The fall of Enron
What went wrong and why?
Answer. The wrong done in the case of Enron and the reason for the wrong can be described on the basis of the following aspects of their business:
Enron’s core business was initially focused on natural gas pipeline and they made exceptional growth in the business. By the end of the 1990s they decided to diversify their business to the newly emerging business of asset management, construction, and Internet operations.
Enron entered into foreign markets of Latin America, Asia, and UK with fresh subsidiaries focusing on development of asset management, construction, and internet based operations within 1997 and 2000 (Healey and Palepu, 2011).
The adverse impacts of local politics and gradual decline in the dot com market led to severe losses in the newly diversified business.
Enron suffered losses in its business subsidiaries and the new CFO Andrew Fostow was determined to make it look as a healthy business.
He collaborated with the Enron’s financial auditors to hide the losses in Enron’s business and make it look to be in great health, so as to ensure a steady growth in the stocks of Enron.
The top management was not ready to disclose the actual status of the firm and they decided to pool out the loss-making assets to the external Special purpose entities (SPE).
The transfer of the loss-making assets to SPE prevented from getting reflected in Enron’s financial books. Thus, Enron’s books were kept unaffected from the actual losses.
The investors of the SPE were also furnished with Enron’s stock in order to compensate their losses for their depreciating investments.
What regulations came out of the Enron debacle?
Answer. As the Enron scam was exposed in the end of 2001, there were multiple hearings by the government agencies like the committee on banking and urban affairs and the committee on financial services. There were two regulations formed in this regard. The first was Sarbanes-Oxley act and the second was NYSE proposal on corporate governance norms.
Sarbanes-Oxley Act (2002)
The act established the national agency for monitoring the audit reports and specify the standard practices for financial reporting various firms (Public Company Accounting Oversight Board) (Peregrine, 2011).
The financial disclosure of various associated subsidiaries was mandated in the audit reports for the firms(Peregrine, 2011).
The board members and senior executives were mandated to attest the financial reports.
Complete authority and independence to the audit agencies was granted to ensure honest financial reporting(Peregrine, 2011).
NYSE proposal on corporate governance (2002)
The act focused on stipulating a certain percentage of independent directors in the company’s board and their main committees like audit, remunerations, etc.
The financial awareness of the audit committee directors and their control over supervising the various financial activities of the firms were mandated.
Should government do anything with respect to additional regulations? (They already have, but time has gone on since then).
Answer.
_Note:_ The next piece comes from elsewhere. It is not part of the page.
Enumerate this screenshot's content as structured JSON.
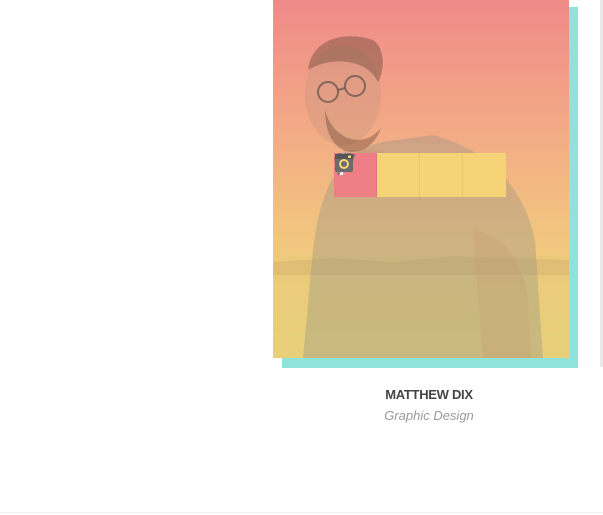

In addition to the earlier formed regulations the following additional regulations need to be included to ensure a check on such scams:
Corporate governance to have specific codes of alienating the financial consulting and financial audit schemes for the business.
Intervention and supervision of the board of directors over all of the ethical committee operations and their authority in monitoring the financial operations.
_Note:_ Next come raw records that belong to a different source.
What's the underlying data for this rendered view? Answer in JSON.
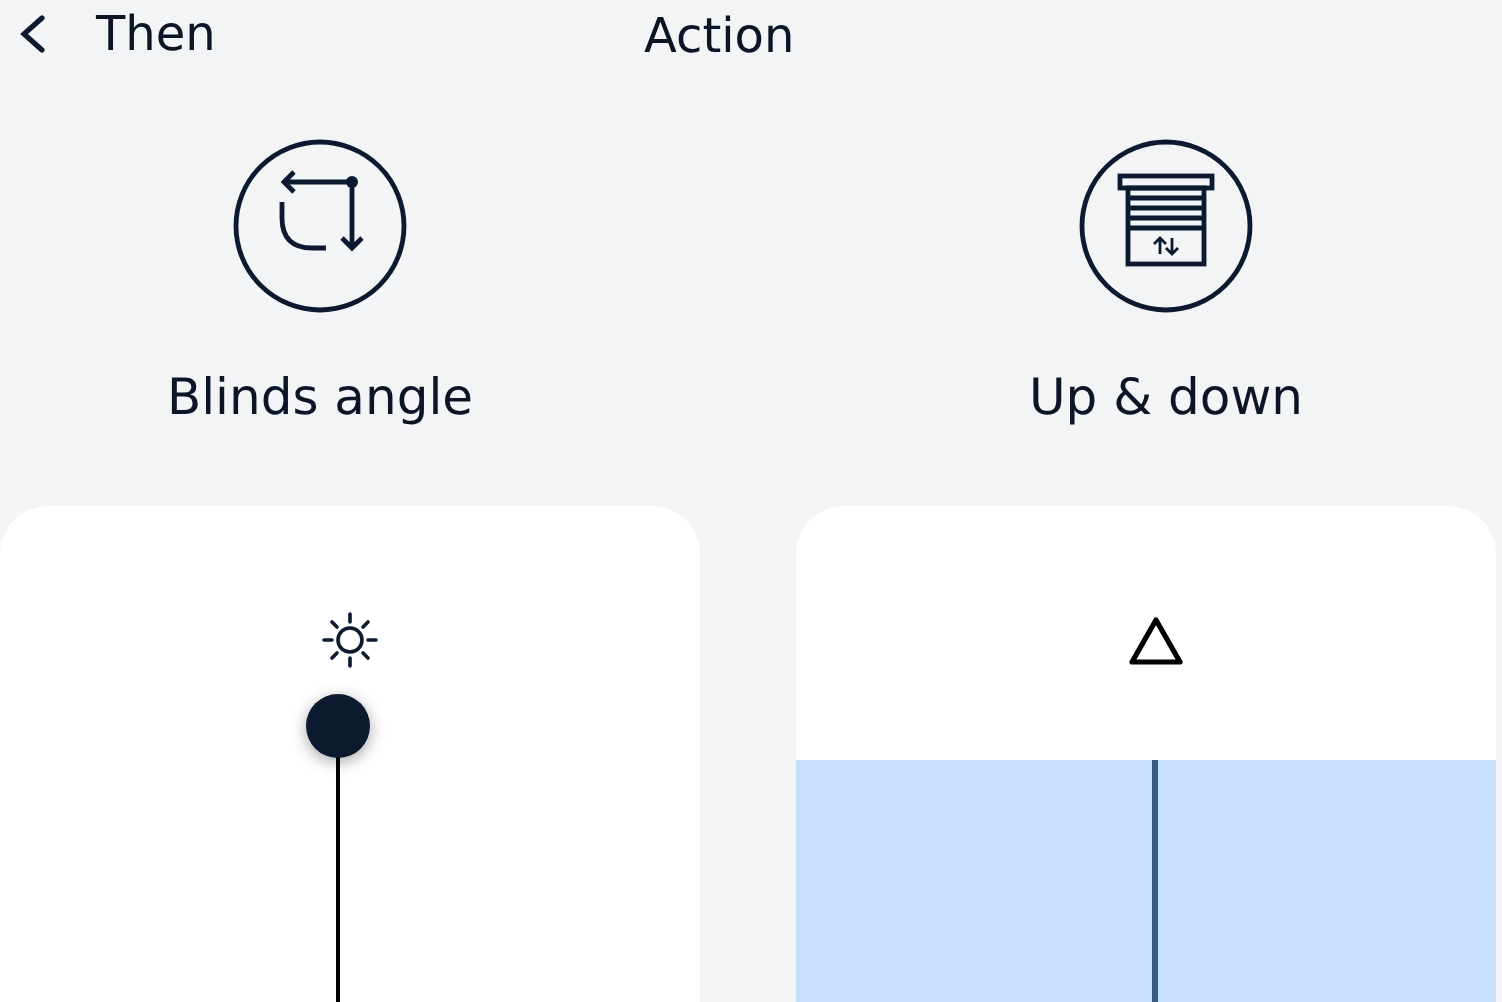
{
  "header": {
    "back_label": "Then",
    "title": "Action"
  },
  "options": [
    {
      "kind": "angle",
      "label": "Blinds angle"
    },
    {
      "kind": "updown",
      "label": "Up & down"
    }
  ],
  "controls": [
    {
      "kind": "angle-slider",
      "level": 1
    },
    {
      "kind": "position-panel"
    }
  ]
}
Mandatory check over the actions and initiatives taken for the efforts adopted by the senior executives for maintaining the firm’s image in the stock market.
4. Will there be more Enron situations from this point on? Why or why not?
Answer. There is always a chance of situations like Enron because of the following reasons:
The actual reason behind the Enron scam was that of ethical violations because of highly ambitious motives of the top officials of the business to uphold the stock market image of the business. Such ambition can always recur in the top management executives of any business.
Also, the businesses which do not have strong ethical foundations and inclusion in their corporate governance are always gullible to fraudulent schemes related to the manipulations and window-dressing of the financial statements to keep up with their image in the financial markets.
Growing pressure of the stockholder’s value perception on the business and the corresponding fluctuation of the stock prices in accordance with the changing financial performance of the companies make it an extremely crucial factor to keep the most positive image in front of the investors.
5. Are individuals more or less honest than they were running companies 100 years ago?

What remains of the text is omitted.